Emre Ç. Aydoğan / [email protected]

Uzun zaman hayranlarından biri olarak benim de yaklaşımım bu şekilde oldu ilk sezona. Görsel ve hikaye olarak ilk sezon fazlasıyla başarılı olsa da, bende bıraktığı izlenim insanlara kendine özgü güzel bir hikaye anlatmaktansa “Game of Thrones”un hype’ını yakalamaya çalışıyor olduğuydu. Bunun en büyük örneği aynı tutulan açılış müziği ve üç boyutlu harita görseliydi.

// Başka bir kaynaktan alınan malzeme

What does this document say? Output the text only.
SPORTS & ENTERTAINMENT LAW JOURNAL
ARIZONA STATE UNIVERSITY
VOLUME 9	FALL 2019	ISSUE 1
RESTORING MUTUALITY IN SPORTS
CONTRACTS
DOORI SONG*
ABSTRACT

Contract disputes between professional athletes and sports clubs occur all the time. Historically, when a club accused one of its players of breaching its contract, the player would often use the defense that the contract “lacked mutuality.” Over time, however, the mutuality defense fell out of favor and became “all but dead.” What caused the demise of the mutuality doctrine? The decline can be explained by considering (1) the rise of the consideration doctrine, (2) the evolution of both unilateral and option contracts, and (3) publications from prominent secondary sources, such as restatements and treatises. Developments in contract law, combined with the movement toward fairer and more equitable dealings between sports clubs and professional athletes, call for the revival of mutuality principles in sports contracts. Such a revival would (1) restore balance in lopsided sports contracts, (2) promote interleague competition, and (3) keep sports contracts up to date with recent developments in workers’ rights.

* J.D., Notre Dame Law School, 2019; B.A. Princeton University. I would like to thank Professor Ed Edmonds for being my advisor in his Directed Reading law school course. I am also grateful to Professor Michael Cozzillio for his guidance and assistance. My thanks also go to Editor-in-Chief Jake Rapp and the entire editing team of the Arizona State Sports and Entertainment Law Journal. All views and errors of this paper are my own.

Benim için bu açılış “Hatırladınız mı? Bu dizi çok iyiydi, çok seviyordunuz hani, bu da öyle!” diyen bir HBO çığlığı gibiydi. Halbuki insanların görmek istediği “Game of Thrones”un görselleri değil, kimsenin güvende olmadığı ve bizi her an bıçak üstünde tutan hikayesiydi. Nitekim sezon ilerledikçe bunu hissetmeye başladığımız bir dizi haline gelmeye başladı. Entrika, ihanet ve planlamayla geçen ilk sezonun ardından, ikinci sezonun ilk bölümü dizinin GoT’un gölgesinden tamamen çıkıp, kendi hikayesini anlatmak istediğinin en güzel örneği, açılışını artık üç boyutlu bir görselle değil, kumaşa yapılan bir işleme tuval görseliyle değiştirişi olabilir. Evet hala Westeros’dayız fakat artık “Game of Thrones” izlemiyoruz, “House of The Dragon” izliyoruz.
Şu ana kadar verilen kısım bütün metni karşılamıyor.